Heterogenous integration is the key to the future of computing. Here, the limiting factor is often the interconnect density (pitch) as well as bandwidth and energy consumption. Indeed, as we move towards platforms where multiple dies, potentially from different foundries, are all integrated into the same package, the issue becomes extremely important because die-to-die communication becomes the bottleneck.
The first slide below are from Intel, presented at a conference in Sept 2021 online. Here, you can see the intended evolution of the technology. First, EMIB was launched. Here, a silicon bridge with <55um pitches serves as a small (2x2mm to 8x8mm) communication link between two separate dies in a package.
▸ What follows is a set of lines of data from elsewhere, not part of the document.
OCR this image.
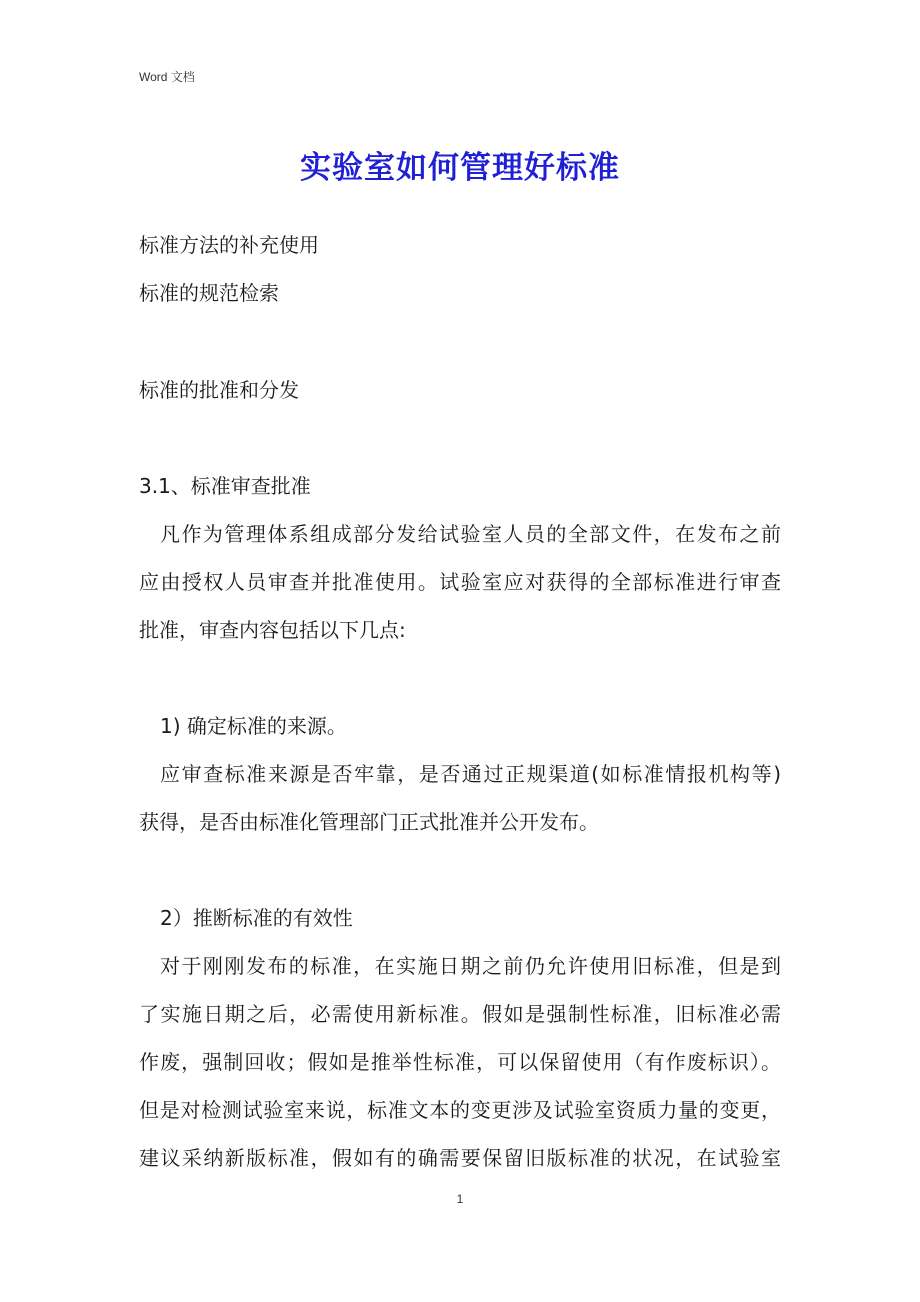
Word 文档
实验室如何管理好标准
标准方法的补充使用
标准的规范检索
标准的批准和分发
3.1、标准审查批准
凡作为管理体系组成部分发给试验室人员的全部文件，在发布之前
应由授权人员审查并批准使用。试验室应对获得的全部标准进行审查
批准，审查内容包括以下几点:
1) 确定标准的来源。
应审查标准来源是否牢靠，是否通过正规渠道(如标准情报机构等)
获得，是否由标准化管理部门正式批准并公开发布。
2）推断标准的有效性
对于刚刚发布的标准，在实施日期之前仍允许使用旧标准，但是到
了实施日期之后，必需使用新标准。假如是强制性标准，旧标准必需
作废，强制回收；假如是推举性标准，可以保留使用（有作废标识）。
但是对检测试验室来说，标准文本的变更涉及试验室资质力量的变更，
建议采纳新版标准，假如有的确需要保留旧版标准的状况，在试验室
1
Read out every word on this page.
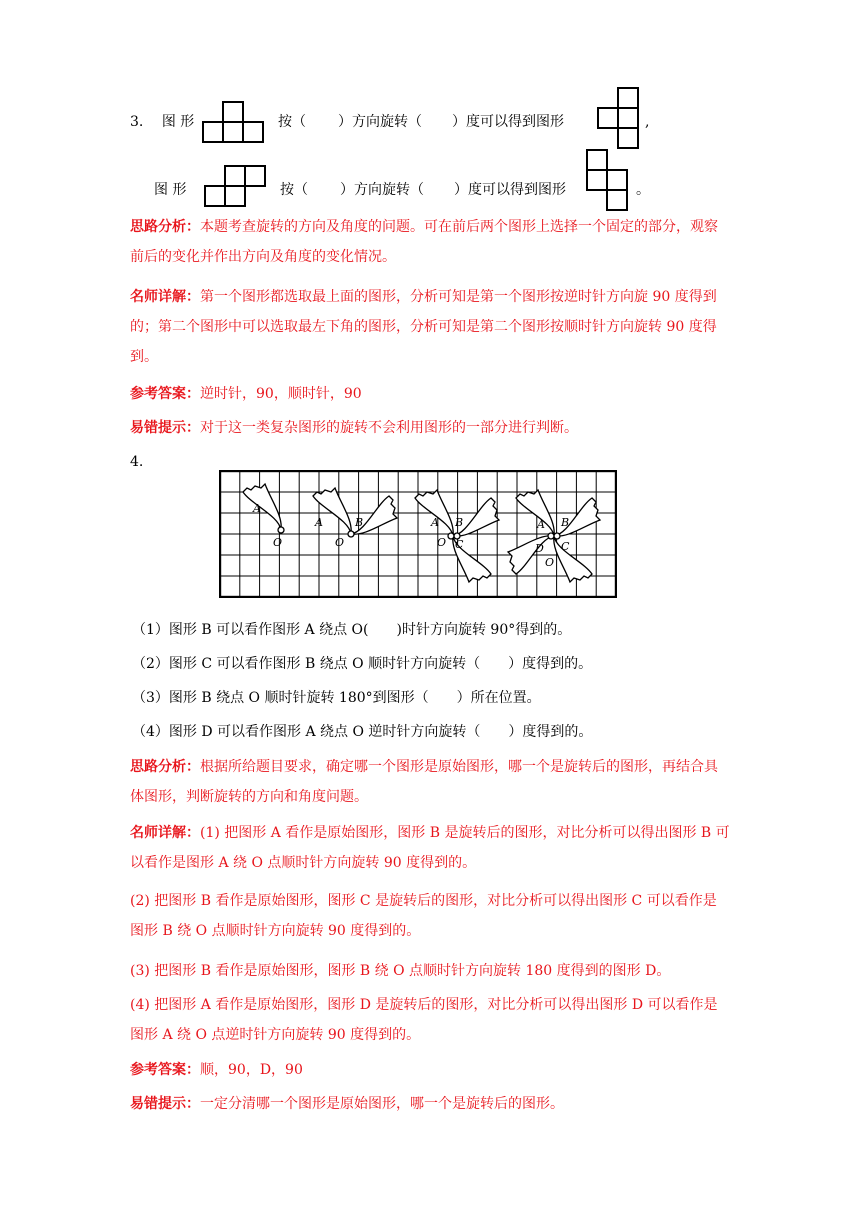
3. 图 形	按（ ）方向旋转（ ）度可以得到图形	,
图 形	按（ ）方向旋转（ ）度可以得到图形	。
思路分析：本题考查旋转的方向及角度的问题。可在前后两个图形上选择一个固定的部分，观察前后的变化并作出方向及角度的变化情况。
名师详解：第一个图形都选取最上面的图形，分析可知是第一个图形按逆时针方向旋 90 度得到的；第二个图形中可以选取最左下角的图形，分析可知是第二个图形按顺时针方向旋转 90 度得到。
参考答案：逆时针，90，顺时针，90
易错提示：对于这一类复杂图形的旋转不会利用图形的一部分进行判断。
4.
A
O
A
O
B	A B
O C
A B
D C
O
（1）图形 B 可以看作图形 A 绕点 O(　　)时针方向旋转 90°得到的。
（2）图形 C 可以看作图形 B 绕点 O 顺时针方向旋转（　　）度得到的。
（3）图形 B 绕点 O 顺时针旋转 180°到图形（　　）所在位置。
（4）图形 D 可以看作图形 A 绕点 O 逆时针方向旋转（　　）度得到的。
思路分析：根据所给题目要求，确定哪一个图形是原始图形，哪一个是旋转后的图形，再结合具体图形，判断旋转的方向和角度问题。
名师详解：(1) 把图形 A 看作是原始图形，图形 B 是旋转后的图形，对比分析可以得出图形 B 可以看作是图形 A 绕 O 点顺时针方向旋转 90 度得到的。
(2) 把图形 B 看作是原始图形，图形 C 是旋转后的图形，对比分析可以得出图形 C 可以看作是图形 B 绕 O 点顺时针方向旋转 90 度得到的。
(3) 把图形 B 看作是原始图形，图形 B 绕 O 点顺时针方向旋转 180 度得到的图形 D。
(4) 把图形 A 看作是原始图形，图形 D 是旋转后的图形，对比分析可以得出图形 D 可以看作是图形 A 绕 O 点逆时针方向旋转 90 度得到的。
参考答案：顺，90，D，90
易错提示：一定分清哪一个图形是原始图形，哪一个是旋转后的图形。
This approaches is an alternative to the standard silicon interpose technology. Next was the development of Foveros platform, allowing face-to-face integration of dies from different foundries onto a package all connected via silicon base logic die. As you can see, these technology will involve with aggressive pitch scaling and a potential transition to direct Cu-to-Cu bonding from microbumps
The second slide shows this trend further. It shows the evolution of interconnect pitch as heterogeneous integration advances. The common technology is flip chip BGA (FCBGA). The pitc here is limited to around >120um. Next, the EMIB was launched. Here, the pitch was reduced to 55um thanks to the silicon bridge technology. Now there is Fovereos which is based on die on wafer technology. The next generation will based on HBI or hybrid bonding
These heterogenous integration platforms can enable the integration of dies from different foundries. The challenge is though that each foundry has its own I/O designs, making ease compatibility difficult. It is helpful for the industry to develop common standards to enable a plug-and-play solution
The third slide shows the need to transition towards Cu-Cu bonding. As the left chart shows, solder based microbumps can supported the technology until around 15-20um. Beyond this pitch level, a transition to Cu-Cu bonding becomes necessary. With this transition comes the possibility to increase bump density to over 10000/mm2. This is vital so that the I/O size and bandwidth do not limit overall system performance in complex multi-die packages.
But will all suffice? The fourth slides show need to transition from Cu bonding to optical I/O technologies. As the comparison table shows, optical I/O (OIO) can increase shoreline density by a factor of4, reaching 1.6 Tb/s/mm. It will also improve power efficiency by some 35%.
Finally, as shown in the fifth and final slide, this technology will need to evolve. The current (Sept 2021) demonstration was for an on-package OIO able to achieve >1Tpbs/mm @ 6 pJ/bit. The target is a fully integrated OIO able to achieve 10 Tbps/mm @ just 1pJ/bit conversation.